Wikipedia has an article on the DC Implosion here. It says the Martian Manhunter's feature was intended for Aquaman. (To my surprise "Adam Strange" was planned too: it was intended for Star Hunters.)

I think at the start of 1978 four titles started or restarted in the Kahn era had been cancelled: Isis, Teen Titans, Welcome Back, Kotter, and Young Love. Young Love was DC's last romance comic. There was an eight month gap between Young Love #120 and #121. It resumed appearing in Jul. 1976, so it's my guess it was cancelled under Infantino and Kahn had it put back on the schedule, like Warlord.

Kahn's tenure had also seen two one-shots: Super-Heroes Battle Super-Gorillas, and Binky #82. The latter was surely a test to see if Archie-style teen humour was worth getting back into.

19 other titles were cancelled from Jun. 1976 to the end of 1977: Blackhawk, Blitzkrieg, Claw the Unconquered, DC Special, DC Super Stars, Four Star Spectacular, Hercules Unbound, The Joker, Kobra, Metal Men, Plastic Man, Plop, Ragman, Richard Dragon, Kung-Fu Fighter, Starfire, Super DC Giant, Super-Team Family, Tarzan and Tarzan Family.

Does anyone have a favourite Charlton feature? Mine is the David Kaler/Jim Aparo "Nightshade" series that briefly appeared in the back of Captain Atom. The first two instalments gave Nightshade a fantasy backstory and involved a villain who could emerge from mirrors. The third is a straightforward hero-breaks-up-a-robbery tale.

Nightshade hadn't gelled as a character, I think: the two-parter gave her superpowers she didn't normally use. But I like the two-parter for its imaginative content, I like the way Nightshade's relationship with her father was handled, and in my experience Aparo's art elevated whatever Charlton gave him to do.

I've pre-ordered the Nightshade collection from the publisher, Canton Street Press. Her appearances in the Captain Atom stories were collected in DC's Action Heroes Archive but they omitted her solo stories. This collection is supposed to have ALL of her appearances, when it's finally published.

The solo stories add up to 28 pages, I think.

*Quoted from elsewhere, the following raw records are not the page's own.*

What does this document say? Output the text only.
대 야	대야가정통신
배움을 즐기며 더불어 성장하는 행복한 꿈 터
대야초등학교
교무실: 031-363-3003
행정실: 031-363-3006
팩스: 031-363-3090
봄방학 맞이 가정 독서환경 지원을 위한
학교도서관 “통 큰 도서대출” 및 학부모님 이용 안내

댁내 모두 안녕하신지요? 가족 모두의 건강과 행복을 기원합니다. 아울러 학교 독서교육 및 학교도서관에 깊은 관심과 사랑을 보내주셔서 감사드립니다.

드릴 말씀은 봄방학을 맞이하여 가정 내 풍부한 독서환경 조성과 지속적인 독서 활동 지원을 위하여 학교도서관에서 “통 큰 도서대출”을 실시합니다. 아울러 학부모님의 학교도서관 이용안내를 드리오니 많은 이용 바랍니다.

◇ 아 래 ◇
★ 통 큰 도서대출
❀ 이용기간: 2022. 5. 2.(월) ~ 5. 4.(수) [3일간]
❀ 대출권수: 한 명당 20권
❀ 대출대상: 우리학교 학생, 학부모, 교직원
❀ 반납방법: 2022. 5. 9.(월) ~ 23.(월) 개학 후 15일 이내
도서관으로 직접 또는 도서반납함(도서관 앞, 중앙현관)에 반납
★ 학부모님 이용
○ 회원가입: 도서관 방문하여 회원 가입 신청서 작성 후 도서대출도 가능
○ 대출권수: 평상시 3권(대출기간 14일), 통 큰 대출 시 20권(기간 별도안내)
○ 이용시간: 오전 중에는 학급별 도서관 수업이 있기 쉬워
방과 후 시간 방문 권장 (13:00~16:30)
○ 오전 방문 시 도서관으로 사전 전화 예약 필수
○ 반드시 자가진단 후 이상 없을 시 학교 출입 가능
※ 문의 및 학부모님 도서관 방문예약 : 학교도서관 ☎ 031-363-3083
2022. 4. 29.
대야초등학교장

There were three in Captain Atom, and (the GCD tells me) a fourth in Charlton Bullseye in the 1980s by Bill Black, and a textless Aparo page of Nightshade fighting the Image in the Charlton inventory fanzine CPL Special Double Issue #9 & 10... Presents The Charlton Portfolio.

"Does anyone have a favourite Charlton feature?"

E-man is certainly way up there.

Of course there were a number of notable series in the 1960s, but an era that gets overlooked is the early/middle 1970s.  Charlton was producing a number of readable adventure oriented comics along with E-Man:  Yang, House of Yang, Phantom, Doomsday +1, Vengence Squad, Emergency, Space: 1999, Six Million Dollar Man, and Bionic Woman.  On a par with some of the stuff Marvel and DC were producing then.

I'm going to see Rifftrax Presents: Space Mutiny tonight. 

Thanks, Jeff, Dave. I've not read most of those mid-70s titles, but want to do so.